While not every episode of the series rises to the same level of experimentation, each at least delves into a different genre: there’s zombie apocalypse noir, there’s zombie apocalypse gothic horror. In “Evie; Joe,” Terry Crews and Olivia Munn play polar opposites thrown together on a buddy comedy road trip that takes a sharp turn into slasher movie territory; Anthony Edwards, an ecologist studying the habits of hikers in an artificial nature reserve, narrates the opening of “Amy; dr Everett,” as if he were in an Attenborough documentary.
Unfortunately, for all the different programming directions, many of the plots themselves seem stuck in the same thematic ruts that often plague both The Walking Dead and Fear the Walking Dead.After all, more than 250 hours of television have been broadcast in this universe, which should be more than enough time for anyone to reflect sufficiently on the difficulty of maintaining their basic humanity when the collapse of civilization has brought humanity’s darkest impulses to light.
Viewers of Walking Dead objects have known since about Season 2 of the flagship that in a world ruled by the undead, the living humans pose the real threat. And regardless of the tone of the story, when Tales is so well received, the results feel less like exploring a new corner of the universe and more like an excuse to have a bunch of big-name actors do a zombie-fighting cosplay . (This is not Completely terrible thing; Crews and Posey, in particular, spend their respective episodes munching landscapes like their zombie foes munch brains — and having a blast.)
However, Dee represents the opposite: a point in time when there are still shreds of compassion and heart left in one of the franchise’s most heartless villains. The episode serves as sort of an origin story for Samantha Morton’s alpha, who terrorized the cast in seasons 9 and 10 of The Walking Dead,‘, but who was once just a mother doing everything to protect her child.
“Tales of the Walking Dead’s only overt nod to already established characters plays with canon a bit fast and loose, but it’s a sharp, well-told mystery set in one of the series’ more creative survival scenarios. (Who wouldn’t love to celebrate the fall of civilization on a riverboat?) Perhaps the fan base’s familiarity with Alpha and the lived-in quality of Morton’s portrayal contribute to its effectiveness, but it’s easily the most compelling and memorable episode of the whole thing.

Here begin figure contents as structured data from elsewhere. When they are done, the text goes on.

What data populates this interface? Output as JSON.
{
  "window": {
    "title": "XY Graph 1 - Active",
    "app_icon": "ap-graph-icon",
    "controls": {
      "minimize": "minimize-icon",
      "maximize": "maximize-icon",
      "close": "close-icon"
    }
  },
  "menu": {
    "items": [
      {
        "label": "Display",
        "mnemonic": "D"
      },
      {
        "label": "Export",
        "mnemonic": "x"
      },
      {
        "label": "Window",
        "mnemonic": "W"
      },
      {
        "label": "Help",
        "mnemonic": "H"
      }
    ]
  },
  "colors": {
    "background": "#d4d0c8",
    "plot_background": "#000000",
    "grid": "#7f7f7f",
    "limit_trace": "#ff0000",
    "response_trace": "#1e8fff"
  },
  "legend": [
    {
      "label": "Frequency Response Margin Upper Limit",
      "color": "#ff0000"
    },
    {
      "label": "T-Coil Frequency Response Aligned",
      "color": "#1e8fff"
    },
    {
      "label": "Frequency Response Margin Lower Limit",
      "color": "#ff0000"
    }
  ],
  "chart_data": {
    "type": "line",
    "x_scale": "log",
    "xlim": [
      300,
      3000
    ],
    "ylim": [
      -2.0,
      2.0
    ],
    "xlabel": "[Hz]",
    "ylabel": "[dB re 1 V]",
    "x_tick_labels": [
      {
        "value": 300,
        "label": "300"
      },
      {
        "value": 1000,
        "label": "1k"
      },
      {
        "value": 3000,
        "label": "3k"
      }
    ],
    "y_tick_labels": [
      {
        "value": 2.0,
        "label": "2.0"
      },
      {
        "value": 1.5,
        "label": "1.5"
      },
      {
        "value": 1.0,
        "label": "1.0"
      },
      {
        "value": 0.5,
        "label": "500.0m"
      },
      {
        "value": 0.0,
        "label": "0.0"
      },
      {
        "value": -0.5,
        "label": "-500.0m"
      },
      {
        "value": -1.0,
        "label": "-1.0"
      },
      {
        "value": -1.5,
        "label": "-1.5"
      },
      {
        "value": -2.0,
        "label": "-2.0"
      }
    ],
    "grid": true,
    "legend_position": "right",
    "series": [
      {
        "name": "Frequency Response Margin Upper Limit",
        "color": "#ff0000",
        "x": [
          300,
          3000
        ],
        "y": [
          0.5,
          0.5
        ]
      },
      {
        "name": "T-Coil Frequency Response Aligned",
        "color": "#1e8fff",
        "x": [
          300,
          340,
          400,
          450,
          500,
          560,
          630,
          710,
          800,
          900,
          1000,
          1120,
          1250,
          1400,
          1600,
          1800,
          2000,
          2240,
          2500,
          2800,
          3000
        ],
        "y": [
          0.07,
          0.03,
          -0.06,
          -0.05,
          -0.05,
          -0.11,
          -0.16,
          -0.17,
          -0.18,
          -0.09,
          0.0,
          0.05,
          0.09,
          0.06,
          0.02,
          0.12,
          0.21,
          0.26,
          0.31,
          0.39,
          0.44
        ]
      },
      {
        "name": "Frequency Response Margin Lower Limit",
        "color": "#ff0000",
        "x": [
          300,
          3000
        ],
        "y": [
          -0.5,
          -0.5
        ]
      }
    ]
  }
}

Each anthology series is bound to vary in quality, but an anthology series within an established franchise has to work twice as hard to differentiate itself from its parent company. Tales of the Walking Dead only occasionally achieves this, but its achievements show a way forward for future spin-offs. With two more Walking Dead spinoff series on the horizon, Tales suggests that the key to telling more stories in this universe in general is to make bigger swings.
Tales of the Walking Dead premieres Sunday, August 14 on AMC and AMC+, with new episodes arriving weekly. Four out of six episodes were viewed for review.